The AWS S3 and AWS Glacier file systems do not have an undelete or backup system. File deletions are permanent with no recourse. You can follow a few simple steps to avoid disaster. First, lab division administrators can limit access to projects with write (and delete) permissions. Members may be invited to a new project with "Copy" only permissions. Second, files may be copied to a new project. Copying files do NOT incur additional storage fees; they are are simply a link. This makes deleting files harder, as all links must be deleted before a file is truly gone.
21. I cannot see a project, but others in my lab can.
Each project in a lab division has a members list, and members must be explicitly added to a project before they can see the project. Members can have different permissions to work in a project, including "Copy" (copy files to another project or download), "Write" (upload, add, or delete files), "Execute" (run computation tasks), and "Admin" (add new members). Lab division administrators by default can view, edit, and administer all projects in a division. To add new members, go to the project dashboard, and click the "Manage Members" button; enter the email address or user name of the lab member.
22. How do I archive files?
Archiving files means moving the files to AWS Glacier at substantially reduced storage cost. This should be done if you are no longer actively working with or plan to use the files. For example, you may want to consider archiving Fastq files after aligning if you are satisfied with the alignment. To do so, simply checkmark the box next to the file name (or checkmark all using the box in the header). Hint: To select files embedded in folders, use the "Type" button to select file types (e.g. "FASTQ.GZ"), which selects files regardless of how deep in a folder structure. Next, click the "..." (More Actions) button and select "Archive". Note that members must have "Write" priveleges.
23. Will I be charged for making copies of files?
No. Making a copy of the file, unlike your desktop computer, does not actually copy the file on the AWS file system; it's a misnomer. Rather, it creates a link to the file (think "Alias" on a Mac, "Shortcut" on Windows, or symbolic link on Linux). You may have as many links to a file as you want.
This is useful for several reasons: One, you may not have "Write" permissions in a project. Two, you may want to create a working project where you collect lots of files from different places. Three, you can insure against accidental deletion, since you have to delete all links to a file before it is truly deleted.

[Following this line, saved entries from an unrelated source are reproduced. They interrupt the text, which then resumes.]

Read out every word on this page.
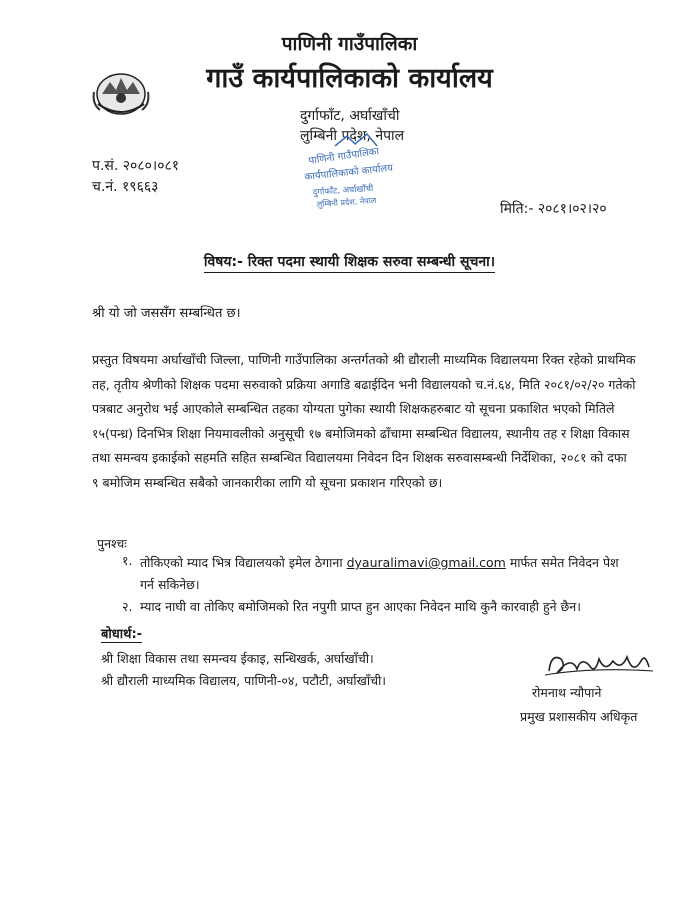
पाणिनी गाउँपालिका
गाउँ कार्यपालिकाको कार्यालय
दुर्गाफाँट, अर्घाखाँची
लुम्बिनी प्रदेश, नेपाल
पाणिनी गाउँपालिका
कार्यपालिकाको कार्यालय
दुर्गाफाँट, अर्घाखाँची
लुम्बिनी प्रदेश, नेपाल
प.सं. २०८०।०८१
च.नं. १९६६३
मिति:- २०८१।०२।२०
विषय:- रिक्त पदमा स्थायी शिक्षक सरुवा सम्बन्धी सूचना।
श्री यो जो जससँग सम्बन्धित छ।
प्रस्तुत विषयमा अर्घाखाँची जिल्ला, पाणिनी गाउँपालिका अन्तर्गतको श्री द्यौराली माध्यमिक विद्यालयमा रिक्त रहेको प्राथमिक तह, तृतीय श्रेणीको शिक्षक पदमा सरुवाको प्रक्रिया अगाडि बढाईदिन भनी विद्यालयको च.नं.६४, मिति २०८१/०२/२० गतेको पत्रबाट अनुरोध भई आएकोले सम्बन्धित तहका योग्यता पुगेका स्थायी शिक्षकहरुबाट यो सूचना प्रकाशित भएको मितिले १५(पन्ध्र) दिनभित्र शिक्षा नियमावलीको अनुसूची १७ बमोजिमको ढाँचामा सम्बन्धित विद्यालय, स्थानीय तह र शिक्षा विकास तथा समन्वय इकाईको सहमति सहित सम्बन्धित विद्यालयमा निवेदन दिन शिक्षक सरुवासम्बन्धी निर्देशिका, २०८१ को दफा ९ बमोजिम सम्बन्धित सबैको जानकारीका लागि यो सूचना प्रकाशन गरिएको छ।
पुनश्चः
१. तोकिएको म्याद भित्र विद्यालयको इमेल ठेगाना dyauralimavi@gmail.com मार्फत समेत निवेदन पेश गर्न सकिनेछ।
२. म्याद नाघी वा तोकिए बमोजिमको रित नपुगी प्राप्त हुन आएका निवेदन माथि कुनै कारवाही हुने छैन।
बोधार्थ:-
श्री शिक्षा विकास तथा समन्वय ईकाइ, सन्धिखर्क, अर्घाखाँची।
श्री द्यौराली माध्यमिक विद्यालय, पाणिनी-०४, पटौटी, अर्घाखाँची।
रोमनाथ न्यौपाने
प्रमुख प्रशासकीय अधिकृत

If the file is archived, then all links to that file will also be archived. Consequently, if you restore an archived file, all links will then point to the restored file.
24. I have a Cancer Genomics Cloud account. How do I link them?
This is answered in detail here. In short, generate a Developer authorization token under your CGC account by going to your account settings and selecting Developer. In your University of Utah Seven Bridges account, go to your account settings (click your user name in the upper right corner). Paste your token in the Cancer Genomics Cloud box under the Dataset Access tab.